Resmi olmayan zirvede basın ve ifade özgürlüğünün gündeme geleceği,
AB liderlerinin Türkiye’ye bu yönde talep ve uyarılarını
yineleyeceği bekleniyor.
Türkiye’deki tutuklu gazetecilere dikkat çekmek isteyen Avrupalı
Gazeteciler Cemiyeti cezaevindeki 95 gazeteci için basın
akreditasyon kartı hazırladı ve gazetecilere şu çağrıda
bulundu:
‘Tutuklu gazeteciler adına sorunuzu sorun'
“Maalesef, 95 Türk meslektaşımız bu zirveyi takip edemeyecek ve
politikacılara verdikleri sözün hesabını soracak sorular
soramayacak, işlerini yapamayacaklar, çünkü onlar parmaklıların
ardında.
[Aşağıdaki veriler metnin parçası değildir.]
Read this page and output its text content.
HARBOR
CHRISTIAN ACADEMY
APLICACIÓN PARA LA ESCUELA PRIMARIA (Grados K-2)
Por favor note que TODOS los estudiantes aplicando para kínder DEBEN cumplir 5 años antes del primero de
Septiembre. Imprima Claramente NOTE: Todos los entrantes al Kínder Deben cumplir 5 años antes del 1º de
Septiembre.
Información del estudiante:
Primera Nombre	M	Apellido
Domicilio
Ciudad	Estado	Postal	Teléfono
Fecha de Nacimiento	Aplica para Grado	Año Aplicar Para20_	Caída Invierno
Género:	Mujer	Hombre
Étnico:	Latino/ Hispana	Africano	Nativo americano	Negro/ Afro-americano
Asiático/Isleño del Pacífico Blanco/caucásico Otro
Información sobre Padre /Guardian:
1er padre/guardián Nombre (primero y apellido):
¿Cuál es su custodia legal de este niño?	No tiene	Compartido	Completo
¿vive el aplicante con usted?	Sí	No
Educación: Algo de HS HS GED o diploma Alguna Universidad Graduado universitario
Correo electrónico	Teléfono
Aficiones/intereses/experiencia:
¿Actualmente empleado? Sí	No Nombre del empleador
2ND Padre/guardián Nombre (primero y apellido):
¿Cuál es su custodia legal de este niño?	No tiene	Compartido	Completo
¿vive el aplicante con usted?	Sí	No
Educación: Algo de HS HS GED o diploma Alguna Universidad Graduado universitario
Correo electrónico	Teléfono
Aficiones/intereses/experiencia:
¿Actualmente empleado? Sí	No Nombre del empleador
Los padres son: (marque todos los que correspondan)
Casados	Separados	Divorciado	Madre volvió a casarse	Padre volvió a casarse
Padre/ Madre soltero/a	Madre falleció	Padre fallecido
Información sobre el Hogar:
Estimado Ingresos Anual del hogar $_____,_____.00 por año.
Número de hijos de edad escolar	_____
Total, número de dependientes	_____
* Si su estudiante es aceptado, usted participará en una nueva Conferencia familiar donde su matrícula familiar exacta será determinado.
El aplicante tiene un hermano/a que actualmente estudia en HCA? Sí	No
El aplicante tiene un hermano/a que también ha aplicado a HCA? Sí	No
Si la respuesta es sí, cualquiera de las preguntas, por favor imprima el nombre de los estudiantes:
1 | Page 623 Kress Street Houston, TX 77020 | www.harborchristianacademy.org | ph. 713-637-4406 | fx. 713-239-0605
Bu yüzden zirveyi takip edecek Bulgar ve Türk gazetecileri
bu kartları yakalarına asmaya ve o sorularını o gazeteciler adına
sormaya davet ediyoruz.”
Basın ve fikir özgürlüğünün başka suçlamalarla bastırılmasının
doğru olmadığını vurgulayan cemiyet siyasetçilere de şu çağrıda
bulundu:
‘Gazeteciler terörist değildir’
“Gazeteciler terörist değildir ve işlerinden dolayı terörist
muamelesi görmemeliler. Eleştirel gazeteciyi hapse atsanız bile
onları duymaktan kaçamazsınız, başkaları onlar adına seslerini
yükseltecektir. Biz onların sesi olacağız.
Hazırladığımız bu sembolik 95 basın kartı çok bir şey ifade
etmeyebilir ancak her kartın ardında bir insan, onların ardında
aileleri, arkadaşları, okuyucuları, izleyicileri, dinleyicileri
olduğunu tasavvur edebilir misiniz? Nihayetinde biz hepimiz tüm
topluma hizmet eden gerçek bir gazeteci gibi bu karttaki insanın
arkasındayız.
Gazetecilerin çoğu özgürlüklerinden yoksun bırakıldığı zaman Martin
Luther King’in o meşhur sözünü hatırlamalıyız: Hepimiz özgür olana
dek hiç birimiz özgür değiliz.”
Ankara ile yakınlaşmanın ön şartı olmalı
Avrupalı Gazeteciler Cemiyeti’nin en önemli çağrısı ise
Türkiye’ye:
“İşlerinden dolayı tutuklanan gazetecilerin hemen serbest
bırakılması çağrısında bulunuyoruz. Avrupa Birliği bu konuda
sessiz kalmamalı ve tutuklu gazeteciler konusunu Ankara ile
yapılacak her tür yakınlaşmaya ön şart koşmalı.”